초록
저자들은 대량 객혈로 내원한 환자에서 폐 출혈과 함께 반복적인 심인성 폐부종, 카테콜라민 유도성 심부전이 합병된 드문 형태의 갈색세포종을 경험하여 이러한 임상 증상시 폐나 심장 질환 외에 갈색세포종에 대한 고려가 필요할 것으로 생각되어 문헌고찰과 함께 보고하는 바이다.
Pheochromocytoma is derived from the chromaffin tissue. The typical finding of pheochromocytoma is paroxysmal hypertension accompanied with various signs and symptoms that are due to the excess of catecholamines or other bioactive substances. Yet the diagnosis is sometimes difficult to make because its clinical presentation is quite variable. Especially, hemoptysis is a very rare symptom, so the diagnosis is often missed or delayed. Without making the correct diagnosis and then subsequently administering treatment, the condition may be fatal. We herein report on a 68 year-old woman who was admitted because of abdominal pain and hemoptysis. The initial radiologic findings suggested pulmonary edema with alveolar hemorrhage.

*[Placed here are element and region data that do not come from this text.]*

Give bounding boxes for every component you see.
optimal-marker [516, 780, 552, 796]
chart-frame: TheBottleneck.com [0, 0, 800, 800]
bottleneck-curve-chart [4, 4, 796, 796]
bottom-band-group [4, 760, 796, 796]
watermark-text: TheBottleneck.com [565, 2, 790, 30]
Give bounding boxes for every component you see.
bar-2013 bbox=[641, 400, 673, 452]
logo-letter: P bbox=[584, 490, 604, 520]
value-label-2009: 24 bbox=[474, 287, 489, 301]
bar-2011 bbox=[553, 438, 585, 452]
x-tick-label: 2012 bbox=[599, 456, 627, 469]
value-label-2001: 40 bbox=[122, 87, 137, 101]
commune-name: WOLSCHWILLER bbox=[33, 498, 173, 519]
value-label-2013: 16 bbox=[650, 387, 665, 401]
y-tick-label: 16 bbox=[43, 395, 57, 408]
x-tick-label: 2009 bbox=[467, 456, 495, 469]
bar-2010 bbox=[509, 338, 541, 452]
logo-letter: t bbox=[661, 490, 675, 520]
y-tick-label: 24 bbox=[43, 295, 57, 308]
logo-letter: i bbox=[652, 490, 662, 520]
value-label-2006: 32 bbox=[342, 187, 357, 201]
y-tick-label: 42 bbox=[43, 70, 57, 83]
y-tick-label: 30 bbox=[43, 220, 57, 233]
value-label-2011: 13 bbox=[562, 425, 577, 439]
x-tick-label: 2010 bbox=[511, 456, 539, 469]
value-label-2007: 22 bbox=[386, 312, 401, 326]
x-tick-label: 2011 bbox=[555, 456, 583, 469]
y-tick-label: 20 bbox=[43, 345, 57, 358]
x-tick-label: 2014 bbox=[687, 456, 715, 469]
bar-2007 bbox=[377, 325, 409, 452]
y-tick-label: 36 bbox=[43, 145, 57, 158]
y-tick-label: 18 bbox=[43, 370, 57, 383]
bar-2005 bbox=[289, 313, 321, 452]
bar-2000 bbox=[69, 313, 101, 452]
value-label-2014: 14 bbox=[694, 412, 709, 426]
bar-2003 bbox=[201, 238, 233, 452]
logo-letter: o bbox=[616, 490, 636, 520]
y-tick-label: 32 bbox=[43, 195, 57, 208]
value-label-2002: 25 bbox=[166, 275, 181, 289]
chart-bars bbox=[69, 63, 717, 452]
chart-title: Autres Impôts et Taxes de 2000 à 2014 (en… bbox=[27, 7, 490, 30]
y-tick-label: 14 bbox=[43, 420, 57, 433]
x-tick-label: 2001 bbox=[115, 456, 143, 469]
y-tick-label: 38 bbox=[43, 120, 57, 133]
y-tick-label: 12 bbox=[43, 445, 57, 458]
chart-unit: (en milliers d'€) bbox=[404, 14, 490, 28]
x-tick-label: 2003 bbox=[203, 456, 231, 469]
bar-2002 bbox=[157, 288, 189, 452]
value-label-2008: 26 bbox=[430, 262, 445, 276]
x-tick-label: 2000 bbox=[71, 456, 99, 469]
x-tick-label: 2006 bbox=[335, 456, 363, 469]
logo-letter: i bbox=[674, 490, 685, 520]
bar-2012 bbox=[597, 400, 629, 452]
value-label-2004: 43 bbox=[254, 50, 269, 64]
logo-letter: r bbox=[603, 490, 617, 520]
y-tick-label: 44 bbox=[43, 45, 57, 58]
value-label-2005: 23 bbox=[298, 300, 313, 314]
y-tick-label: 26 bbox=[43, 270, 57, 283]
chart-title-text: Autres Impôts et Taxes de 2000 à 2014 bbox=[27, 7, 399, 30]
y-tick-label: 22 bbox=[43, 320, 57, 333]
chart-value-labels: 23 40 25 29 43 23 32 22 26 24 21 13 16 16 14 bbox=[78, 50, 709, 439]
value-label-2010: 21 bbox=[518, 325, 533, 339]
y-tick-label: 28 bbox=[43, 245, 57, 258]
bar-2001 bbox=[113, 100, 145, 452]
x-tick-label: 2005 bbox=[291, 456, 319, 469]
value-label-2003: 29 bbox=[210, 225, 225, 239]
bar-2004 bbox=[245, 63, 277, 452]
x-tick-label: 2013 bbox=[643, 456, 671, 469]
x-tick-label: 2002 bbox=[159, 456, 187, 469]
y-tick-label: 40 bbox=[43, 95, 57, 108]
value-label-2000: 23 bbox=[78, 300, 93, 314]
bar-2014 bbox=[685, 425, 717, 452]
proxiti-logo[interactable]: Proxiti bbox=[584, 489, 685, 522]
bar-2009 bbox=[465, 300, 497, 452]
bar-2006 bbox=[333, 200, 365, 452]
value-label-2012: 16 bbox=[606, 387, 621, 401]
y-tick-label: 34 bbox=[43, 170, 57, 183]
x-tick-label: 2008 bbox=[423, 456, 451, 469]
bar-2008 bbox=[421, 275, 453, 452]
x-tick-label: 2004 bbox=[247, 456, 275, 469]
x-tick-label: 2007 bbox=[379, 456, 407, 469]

The urine catecholamine levels were elevated and she developed catecholamine-induced cardiomyopathy. We performed bronchial arterial embolization and we administered alpha blocker medication for controlling the hemoptysis and hypertension. After the temporary symptomatic improvement, her clinical course was aggravated by pneumonia and pulmonary edema. In spite of performing definitive surgery for pheochromocytoma, she died of postoperative hemodynamic instability.